Il sistema Bitcoin nelle ultime settimane ha assistito alla formazione della sua prima crepa, la quale tra l’altro ha fatto segnare un calo del valore al cambio davvero imponente, la cripto infatti per la prima volta dopo mesi è scesa al di sotto dei 40.000 dollari di valore, un record negativo segnato da due elementi principali che prendono il nome di Elonk Musk e di inquinamento, di cui il primo ha sottolineato il secondo.

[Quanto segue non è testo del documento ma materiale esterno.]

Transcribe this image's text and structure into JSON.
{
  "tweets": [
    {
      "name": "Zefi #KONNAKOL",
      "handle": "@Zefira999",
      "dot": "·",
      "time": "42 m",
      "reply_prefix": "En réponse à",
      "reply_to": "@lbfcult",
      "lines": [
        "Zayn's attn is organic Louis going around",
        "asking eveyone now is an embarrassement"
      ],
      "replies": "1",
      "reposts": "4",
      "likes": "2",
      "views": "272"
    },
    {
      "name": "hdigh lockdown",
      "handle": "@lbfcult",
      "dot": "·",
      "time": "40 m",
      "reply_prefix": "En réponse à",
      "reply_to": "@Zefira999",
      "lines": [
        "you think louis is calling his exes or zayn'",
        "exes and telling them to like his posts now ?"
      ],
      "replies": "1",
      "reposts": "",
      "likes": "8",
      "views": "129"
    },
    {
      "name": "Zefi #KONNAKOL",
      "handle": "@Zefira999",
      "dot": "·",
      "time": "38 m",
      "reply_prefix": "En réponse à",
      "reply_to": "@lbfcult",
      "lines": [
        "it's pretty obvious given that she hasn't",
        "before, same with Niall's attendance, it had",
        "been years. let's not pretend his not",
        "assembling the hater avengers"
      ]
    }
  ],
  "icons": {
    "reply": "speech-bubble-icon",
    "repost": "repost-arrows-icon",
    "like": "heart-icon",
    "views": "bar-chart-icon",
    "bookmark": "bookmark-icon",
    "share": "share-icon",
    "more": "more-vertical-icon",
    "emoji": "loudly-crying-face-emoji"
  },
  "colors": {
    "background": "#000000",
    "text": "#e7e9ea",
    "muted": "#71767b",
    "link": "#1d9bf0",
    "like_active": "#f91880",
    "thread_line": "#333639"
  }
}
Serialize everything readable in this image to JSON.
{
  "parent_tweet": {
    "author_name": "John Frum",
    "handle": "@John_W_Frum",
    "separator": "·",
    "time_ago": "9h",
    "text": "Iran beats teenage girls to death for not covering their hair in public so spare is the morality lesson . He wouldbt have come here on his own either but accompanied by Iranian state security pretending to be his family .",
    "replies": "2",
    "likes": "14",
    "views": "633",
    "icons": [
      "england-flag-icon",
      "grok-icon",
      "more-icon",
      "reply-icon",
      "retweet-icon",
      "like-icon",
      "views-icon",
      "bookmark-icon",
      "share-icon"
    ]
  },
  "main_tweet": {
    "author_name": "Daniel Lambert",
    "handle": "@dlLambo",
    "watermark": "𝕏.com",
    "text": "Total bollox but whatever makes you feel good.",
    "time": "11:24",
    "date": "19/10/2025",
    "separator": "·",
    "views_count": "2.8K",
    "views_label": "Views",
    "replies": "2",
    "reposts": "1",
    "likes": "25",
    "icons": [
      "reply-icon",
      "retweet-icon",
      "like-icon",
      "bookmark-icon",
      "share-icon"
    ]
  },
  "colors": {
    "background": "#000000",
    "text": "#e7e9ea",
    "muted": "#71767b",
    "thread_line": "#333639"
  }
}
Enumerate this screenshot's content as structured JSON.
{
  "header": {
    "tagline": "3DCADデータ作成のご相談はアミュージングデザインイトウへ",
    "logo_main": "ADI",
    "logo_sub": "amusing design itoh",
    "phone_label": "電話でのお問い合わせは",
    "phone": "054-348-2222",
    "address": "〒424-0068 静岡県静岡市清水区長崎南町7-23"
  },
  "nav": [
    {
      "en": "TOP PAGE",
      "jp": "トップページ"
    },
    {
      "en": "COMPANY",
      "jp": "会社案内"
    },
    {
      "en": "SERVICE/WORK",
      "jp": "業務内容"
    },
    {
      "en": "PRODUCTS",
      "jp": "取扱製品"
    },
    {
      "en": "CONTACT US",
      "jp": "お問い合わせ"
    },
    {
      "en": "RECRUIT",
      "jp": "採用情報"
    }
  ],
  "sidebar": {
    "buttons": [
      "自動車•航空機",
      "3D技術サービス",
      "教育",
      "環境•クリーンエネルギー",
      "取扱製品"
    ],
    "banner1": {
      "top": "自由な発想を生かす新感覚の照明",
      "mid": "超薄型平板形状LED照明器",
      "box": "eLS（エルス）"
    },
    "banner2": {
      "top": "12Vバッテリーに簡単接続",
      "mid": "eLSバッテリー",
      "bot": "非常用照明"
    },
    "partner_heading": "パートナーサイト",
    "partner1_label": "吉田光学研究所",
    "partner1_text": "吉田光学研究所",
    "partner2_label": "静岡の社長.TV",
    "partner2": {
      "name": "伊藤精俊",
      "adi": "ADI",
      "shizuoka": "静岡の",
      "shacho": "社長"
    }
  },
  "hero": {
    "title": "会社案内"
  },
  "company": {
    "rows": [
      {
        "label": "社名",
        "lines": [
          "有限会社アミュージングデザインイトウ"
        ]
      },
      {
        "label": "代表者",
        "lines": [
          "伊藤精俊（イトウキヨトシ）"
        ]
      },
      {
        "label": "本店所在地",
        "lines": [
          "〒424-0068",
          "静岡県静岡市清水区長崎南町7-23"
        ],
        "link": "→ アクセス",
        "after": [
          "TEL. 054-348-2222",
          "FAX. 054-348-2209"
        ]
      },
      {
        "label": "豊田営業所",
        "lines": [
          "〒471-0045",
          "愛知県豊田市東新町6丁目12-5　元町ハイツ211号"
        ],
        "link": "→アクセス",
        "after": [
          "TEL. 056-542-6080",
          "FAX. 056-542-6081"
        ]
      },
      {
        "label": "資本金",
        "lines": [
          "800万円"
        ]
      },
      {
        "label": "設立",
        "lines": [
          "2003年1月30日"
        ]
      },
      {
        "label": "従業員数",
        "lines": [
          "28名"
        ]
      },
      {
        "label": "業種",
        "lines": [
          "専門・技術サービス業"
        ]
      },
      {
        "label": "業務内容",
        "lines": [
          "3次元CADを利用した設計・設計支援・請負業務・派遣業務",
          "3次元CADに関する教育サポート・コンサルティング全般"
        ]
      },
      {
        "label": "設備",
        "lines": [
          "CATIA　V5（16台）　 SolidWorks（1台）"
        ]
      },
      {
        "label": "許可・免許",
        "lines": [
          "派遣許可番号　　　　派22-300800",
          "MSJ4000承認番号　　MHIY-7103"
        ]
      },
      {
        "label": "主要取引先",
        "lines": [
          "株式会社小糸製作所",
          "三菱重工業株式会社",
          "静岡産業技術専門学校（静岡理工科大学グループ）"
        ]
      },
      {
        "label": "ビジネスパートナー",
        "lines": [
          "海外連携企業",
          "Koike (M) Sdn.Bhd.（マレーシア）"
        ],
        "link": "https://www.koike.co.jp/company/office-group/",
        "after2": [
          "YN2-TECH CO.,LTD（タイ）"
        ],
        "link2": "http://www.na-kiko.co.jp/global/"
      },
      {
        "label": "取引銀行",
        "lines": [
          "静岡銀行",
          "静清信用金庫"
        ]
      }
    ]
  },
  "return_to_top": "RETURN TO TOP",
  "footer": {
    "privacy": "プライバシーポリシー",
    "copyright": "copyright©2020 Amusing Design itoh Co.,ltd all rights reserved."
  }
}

Secondo Elon Musk i Bitcoin inquinano troppo a causa della loro stessa natura, mantenere attiva e funzionante la blockchain sul modello di lavoro proof-of-work richiede tanta forse troppa potenza, cosa che si traduce in consumi di corrente talmente mostruosi che si teme di fare il passo più lungo della gamba, ecco dunque perchè il patron di Tesla non ci ha pensato due volte a rimuovere Bitcoin dal metodo di pagamento delle sue autovetture.

 

Inquinamento e Bitcoin

Quindi in dati tangibili quanto inquinano i Bitcoin ? Gli ultimi dati arrivano dall’Università di Cambridge e dall’International Energy Agency, le quali hanno stimato un consumo di corrente legato all’intera rete di mining per la validazione delle transazioni pari a circa 120 terawattora all’anno, l’equivalente di una media nazione, con la stima che negli ultimi anni tale valore possa essere giunto fino a circa 147,8, un dato a dir poco mostruoso, che si tradurrebbe nell’emissione di un quantitativo tra le 22 e le 22,9 tonnellate in un anno di anidride carbonica, l’equivalente delle emissioni dello Sri Lanka, valore che tra l’altro potrebbe essere considerato doppio se sommato a tutte le altre criptovalute.

Tutto ciò ovviamente apre ad un dibattito molto importante, dal momento che il valore della moneta decentralizzata è indiscutibile, ma, se posto di fronte a quello dell’equilibrio del nostro ecosistema, diventa nullo a dir poco, cosa che Elon Musk ha immediatamente riconosciuto mollando interamente la moneta.